18 July 2014
Poverty in the Home of Uncle Sam
Checking out the headlines on Google News this morning, I noticed that the Editors' Picks on the main page included a photo essay from Slate about poverty in Troy, New York, the city in which I was born and where I currently work. Here's the link to the story. It was interesting to see people from around the country, if not beyond, pass judgment on people who are nearly my neighbors, even though I know none of them personally. The pictures portray "white trash" so the inevitably contemptuous commentary is more misanthropic than simply bigoted. You'll see a lot of predictable ranting about the need for more birth control, more "personal responsibility," etc., etc.

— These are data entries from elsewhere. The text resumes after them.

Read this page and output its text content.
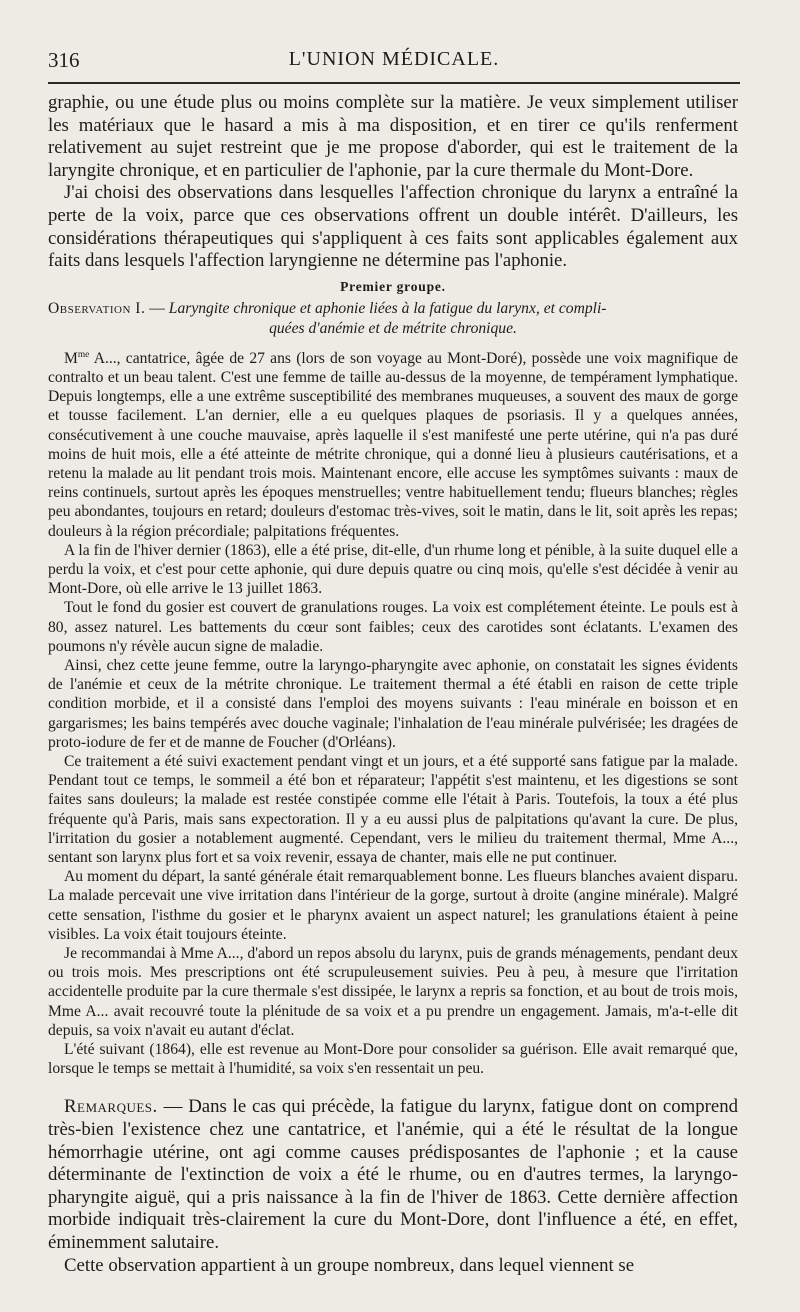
316	L'UNION MÉDICALE.

graphie, ou une étude plus ou moins complète sur la matière. Je veux simplement utiliser les matériaux que le hasard a mis à ma disposition, et en tirer ce qu'ils renferment relativement au sujet restreint que je me propose d'aborder, qui est le traitement de la laryngite chronique, et en particulier de l'aphonie, par la cure thermale du Mont-Dore.

J'ai choisi des observations dans lesquelles l'affection chronique du larynx a entraîné la perte de la voix, parce que ces observations offrent un double intérêt. D'ailleurs, les considérations thérapeutiques qui s'appliquent à ces faits sont applicables également aux faits dans lesquels l'affection laryngienne ne détermine pas l'aphonie.

Premier groupe.
Observation I. — Laryngite chronique et aphonie liées à la fatigue du larynx, et compli-
quées d'anémie et de métrite chronique.

$M^{me}$ A..., cantatrice, âgée de 27 ans (lors de son voyage au Mont-Doré), possède une voix magnifique de contralto et un beau talent. C'est une femme de taille au-dessus de la moyenne, de tempérament lymphatique. Depuis longtemps, elle a une extrême susceptibilité des membranes muqueuses, a souvent des maux de gorge et tousse facilement. L'an dernier, elle a eu quelques plaques de psoriasis. Il y a quelques années, consécutivement à une couche mauvaise, après laquelle il s'est manifesté une perte utérine, qui n'a pas duré moins de huit mois, elle a été atteinte de métrite chronique, qui a donné lieu à plusieurs cautérisations, et a retenu la malade au lit pendant trois mois. Maintenant encore, elle accuse les symptômes suivants : maux de reins continuels, surtout après les époques menstruelles; ventre habituellement tendu; flueurs blanches; règles peu abondantes, toujours en retard; douleurs d'estomac très-vives, soit le matin, dans le lit, soit après les repas; douleurs à la région précordiale; palpitations fréquentes.

A la fin de l'hiver dernier (1863), elle a été prise, dit-elle, d'un rhume long et pénible, à la suite duquel elle a perdu la voix, et c'est pour cette aphonie, qui dure depuis quatre ou cinq mois, qu'elle s'est décidée à venir au Mont-Dore, où elle arrive le 13 juillet 1863.

Tout le fond du gosier est couvert de granulations rouges. La voix est complétement éteinte. Le pouls est à 80, assez naturel. Les battements du cœur sont faibles; ceux des carotides sont éclatants. L'examen des poumons n'y révèle aucun signe de maladie.

Ainsi, chez cette jeune femme, outre la laryngo-pharyngite avec aphonie, on constatait les signes évidents de l'anémie et ceux de la métrite chronique. Le traitement thermal a été établi en raison de cette triple condition morbide, et il a consisté dans l'emploi des moyens suivants : l'eau minérale en boisson et en gargarismes; les bains tempérés avec douche vaginale; l'inhalation de l'eau minérale pulvérisée; les dragées de proto-iodure de fer et de manne de Foucher (d'Orléans).

Ce traitement a été suivi exactement pendant vingt et un jours, et a été supporté sans fatigue par la malade. Pendant tout ce temps, le sommeil a été bon et réparateur; l'appétit s'est maintenu, et les digestions se sont faites sans douleurs; la malade est restée constipée comme elle l'était à Paris. Toutefois, la toux a été plus fréquente qu'à Paris, mais sans expectoration. Il y a eu aussi plus de palpitations qu'avant la cure. De plus, l'irritation du gosier a notablement augmenté. Cependant, vers le milieu du traitement thermal, Mme A..., sentant son larynx plus fort et sa voix revenir, essaya de chanter, mais elle ne put continuer.

Au moment du départ, la santé générale était remarquablement bonne. Les flueurs blanches avaient disparu. La malade percevait une vive irritation dans l'intérieur de la gorge, surtout à droite (angine minérale). Malgré cette sensation, l'isthme du gosier et le pharynx avaient un aspect naturel; les granulations étaient à peine visibles. La voix était toujours éteinte.

Je recommandai à Mme A..., d'abord un repos absolu du larynx, puis de grands ménagements, pendant deux ou trois mois. Mes prescriptions ont été scrupuleusement suivies. Peu à peu, à mesure que l'irritation accidentelle produite par la cure thermale s'est dissipée, le larynx a repris sa fonction, et au bout de trois mois, Mme A... avait recouvré toute la plénitude de sa voix et a pu prendre un engagement. Jamais, m'a-t-elle dit depuis, sa voix n'avait eu autant d'éclat.

L'été suivant (1864), elle est revenue au Mont-Dore pour consolider sa guérison. Elle avait remarqué que, lorsque le temps se mettait à l'humidité, sa voix s'en ressentait un peu.

Remarques. — Dans le cas qui précède, la fatigue du larynx, fatigue dont on comprend très-bien l'existence chez une cantatrice, et l'anémie, qui a été le résultat de la longue hémorrhagie utérine, ont agi comme causes prédisposantes de l'aphonie ; et la cause déterminante de l'extinction de voix a été le rhume, ou en d'autres termes, la laryngo-pharyngite aiguë, qui a pris naissance à la fin de l'hiver de 1863. Cette dernière affection morbide indiquait très-clairement la cure du Mont-Dore, dont l'influence a été, en effet, éminemment salutaire.

Cette observation appartient à un groupe nombreux, dans lequel viennent se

If only they had the will and the discipline, these people could lift themselves from poverty -- you've read it all, certainly. I'm not sure whether these poor Trojans are that much more dysfunctional than their grandparents. It's probably more likely that in their grandparents' time, the economy could still use people like these, but now it doesn't need them. That would put a greater pressure on them to strive and excel than their grandparents would have felt, assured as many of them probably were of jobs in "the mill" from the day they graduated high school to the day they retired. None of this makes the present-day poor blameless for their plight, but you can't judge them so inferior to their forebears unless you also acknowledge how much harder the times are. It might help, too, if you consider that it's not these people's fault that the times are harder, as some may believe. If you have an "adapt or die" attitude none of this will trouble you much, but it remains our prerogative, so long as the economy is a social construct and not a natural phenomenon, to ask "adapt to what?" and "sez who?" Exceptional people will pull themselves out of poverty, but it wasn't part of our social contract previously that only the exceptional should have a decent life. This sort of hopeless-looking poverty will stay with us until the American economy finds places for these people, instead of expecting them to shape themselves into the remaining slots, or until we no longer have the sort of surplus population that burdens many post-industrial nations. Either way, we could be waiting a while, and it may not get any prettier.